Calculating recipe confidence score

In some cases it may be necessary to evaluate how trustworthy a recipe is. This can be done by looking at how the recipe matches the product nutritional composition and how likely its total ingredient mass is. A confidence score is then created by aggregation of the two criteria. This score can be calculated with confidence_score().

Nutritional distance

For any recipe obtained with RandomRecipeCreator, it is possible to estimate a nutritional composition using nutriments_from_recipe(). This nutritional composition can then be compared to the reference composition of the product to evaluate the quality of the recipe prediction.

Considering a simplified example with only two nutrients, we can represent the nutritional compositions \(C\) (reference composition) and \(\widehat{C}\) (calculated composition) in a two-dimensional space, each dimension representing the content in a nutrient. Nutrients \(x\) and \(y\) are not the only nutrients composing the product but they are the only ones considered because information for the other nutrients is missing. Therefore the compositions may be below the line \(x + y = 1\) but not above it.

Confidence score nutritional distance component

The distance \(d\) is the Euclidean distance between the reference and calculated compositions in the space of the nutrients considered. The more accurate the calculated composition, the smaller this distance is. The distance \(D\) is the largest possible distance between two compositions. We can therefore normalize the distance between the compositions by the largest possible distance to obtain \(d/D\) which varies between \(0\) and \(1\). This reasoning can be extrapolated to \(n\) dimensions to create the nutritional distance component of the confidence score.

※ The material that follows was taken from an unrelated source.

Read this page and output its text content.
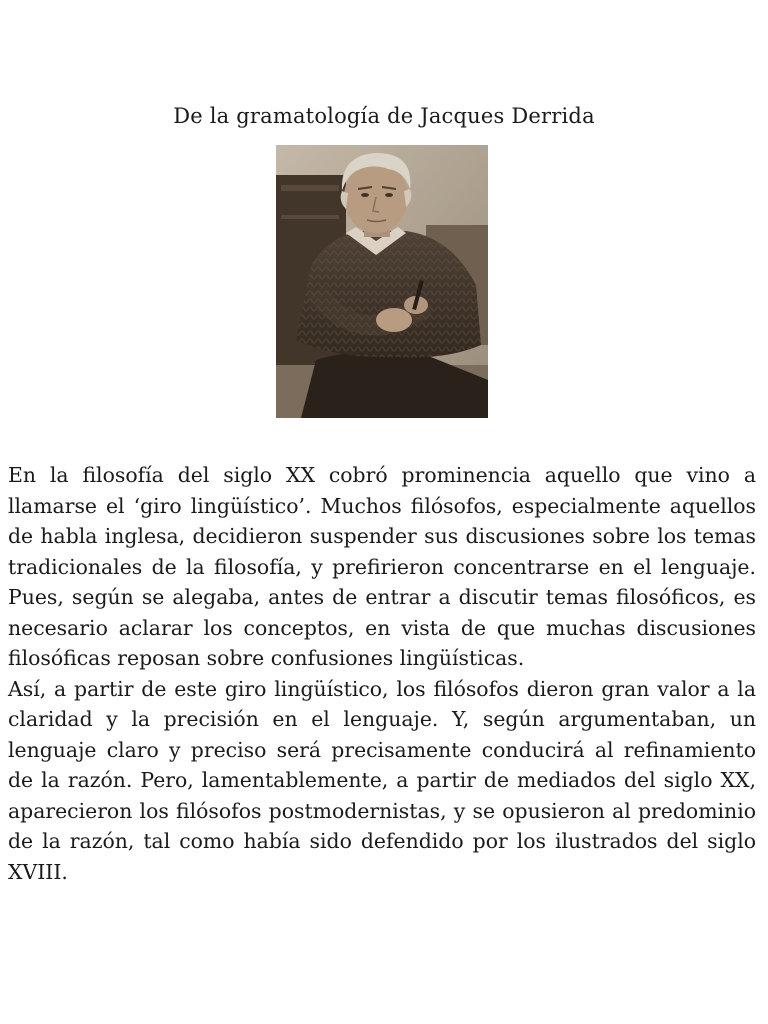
De la gramatología de Jacques Derrida

En la filosofía del siglo XX cobró prominencia aquello que vino a llamarse el ‘giro lingüístico’. Muchos filósofos, especialmente aquellos de habla inglesa, decidieron suspender sus discusiones sobre los temas tradicionales de la filosofía, y prefirieron concentrarse en el lenguaje. Pues, según se alegaba, antes de entrar a discutir temas filosóficos, es necesario aclarar los conceptos, en vista de que muchas discusiones filosóficas reposan sobre confusiones lingüísticas.

Así, a partir de este giro lingüístico, los filósofos dieron gran valor a la claridad y la precisión en el lenguaje. Y, según argumentaban, un lenguaje claro y preciso será precisamente conducirá al refinamiento de la razón. Pero, lamentablemente, a partir de mediados del siglo XX, aparecieron los filósofos postmodernistas, y se opusieron al predominio de la razón, tal como había sido defendido por los ilustrados del siglo XVIII.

\[\begin{split}S_{nutri} &= \frac{d}{D} \\ S_{nutri} &= \frac{\sqrt{\sum_{n \in N} (M_n - \widehat{M_n})^2}}{\sqrt{2}}\\\end{split}\]

Total ingredients mass likelihood

The total ingredients mass can also be used to assess the likelihood of a recipe. In one hand, the assumption can be made that the food producers will tend to use as less ingredient as possible for a product to decrease production costs. Thus, the higher the total ingredient mass, the less likely the recipe is. In the other hand, when unbalanced recipes are allowed (see Allowing unbalanced recipes) and the total ingredient mass is lower than the final product mass, the lower the total ingredient mass, the more the skewed the mass balance is and the less likely the recipe is.

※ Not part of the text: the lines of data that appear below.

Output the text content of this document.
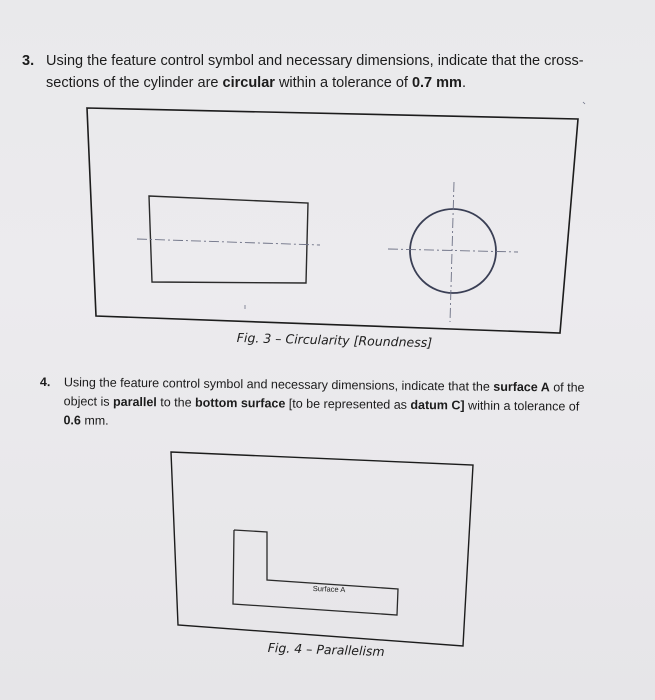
3. Using the feature control symbol and necessary dimensions, indicate that the cross-sections of the cylinder are circular within a tolerance of 0.7 mm.
Surface A
Fig. 3 – Circularity [Roundness]
4. Using the feature control symbol and necessary dimensions, indicate that the surface A of the object is parallel to the bottom surface [to be represented as datum C] within a tolerance of 0.6 mm.
Fig. 4 – Parallelism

A total ingredient mass likelihood indicator can easily be created by looking at how far the mass is from the product mass compared to the bounds.

Let \(F\) be the final mass of the product, \(M\) the total mass of ingredients used, \(M_{min}\) the minimum possible mass of ingredients used (\(M_{min} = F\) if allow_unbalanced_recipe=False) and \(M_{max}\) the maximum possible mass of ingredients (\(M_{max} = \frac{F}{1-E}\)). The total ingredient mass component of the confidence score \(S_{mass}\) is defined as follows.

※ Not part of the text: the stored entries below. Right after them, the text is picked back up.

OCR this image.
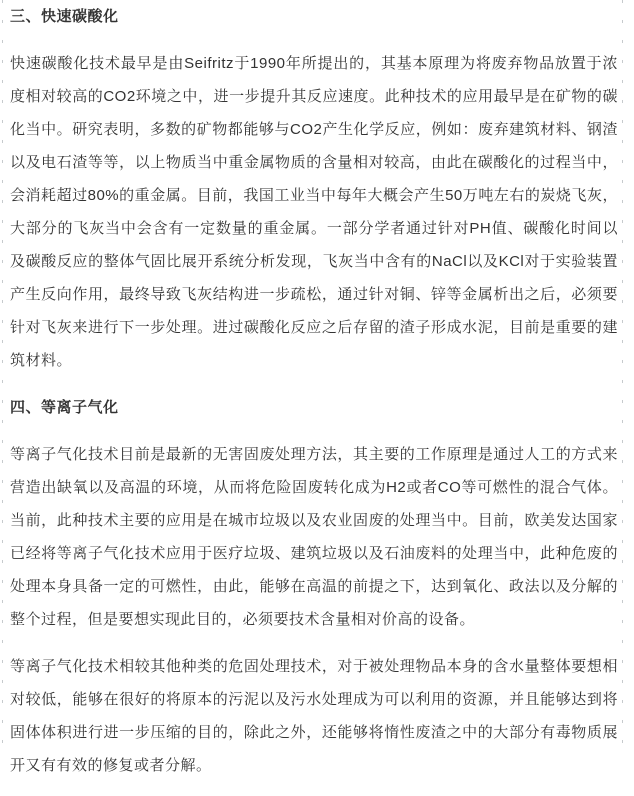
三、快速碳酸化

快速碳酸化技术最早是由Seifritz于1990年所提出的，其基本原理为将废弃物品放置于浓度相对较高的CO2环境之中，进一步提升其反应速度。此种技术的应用最早是在矿物的碳化当中。研究表明，多数的矿物都能够与CO2产生化学反应，例如：废弃建筑材料、钢渣以及电石渣等等，以上物质当中重金属物质的含量相对较高，由此在碳酸化的过程当中，会消耗超过80%的重金属。目前，我国工业当中每年大概会产生50万吨左右的炭烧飞灰，大部分的飞灰当中会含有一定数量的重金属。一部分学者通过针对PH值、碳酸化时间以及碳酸反应的整体气固比展开系统分析发现，飞灰当中含有的NaCl以及KCl对于实验装置产生反向作用，最终导致飞灰结构进一步疏松，通过针对铜、锌等金属析出之后，必须要针对飞灰来进行下一步处理。进过碳酸化反应之后存留的渣子形成水泥，目前是重要的建筑材料。

四、等离子气化

等离子气化技术目前是最新的无害固废处理方法，其主要的工作原理是通过人工的方式来营造出缺氧以及高温的环境，从而将危险固废转化成为H2或者CO等可燃性的混合气体。当前，此种技术主要的应用是在城市垃圾以及农业固废的处理当中。目前，欧美发达国家已经将等离子气化技术应用于医疗垃圾、建筑垃圾以及石油废料的处理当中，此种危废的处理本身具备一定的可燃性，由此，能够在高温的前提之下，达到氧化、政法以及分解的整个过程，但是要想实现此目的，必须要技术含量相对价高的设备。

等离子气化技术相较其他种类的危固处理技术，对于被处理物品本身的含水量整体要想相对较低，能够在很好的将原本的污泥以及污水处理成为可以利用的资源，并且能够达到将固体体积进行进一步压缩的目的，除此之外，还能够将惰性废渣之中的大部分有毒物质展开又有有效的修复或者分解。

\[\begin{split}S_{mass} = \begin{cases} \frac{F - M}{F - M_{min}} \text{ if } \lt F\\ \\ 0 \text{ if } M = F \\ \\ \frac{M - F}{M_{max} - F} \text{ if } M \gt F \end{cases}\end{split}\]
Confidence score ingredient mass component

Weighting factor

Both component of the confidence score have values in \([0,1]\) with \(0\) meaning a very high confidence level and \(1\) a very poor one. These components can be combined in one score with higher values for better confidence with the following formula.

\[S = \frac{1}{wS_{nutri}+S_{mass}}\]

\(w\) is a weighting factor allowing to give more or less weight to one or the other component. By default, the nutritional distance component accounts 10 times more than the total ingredients mass component.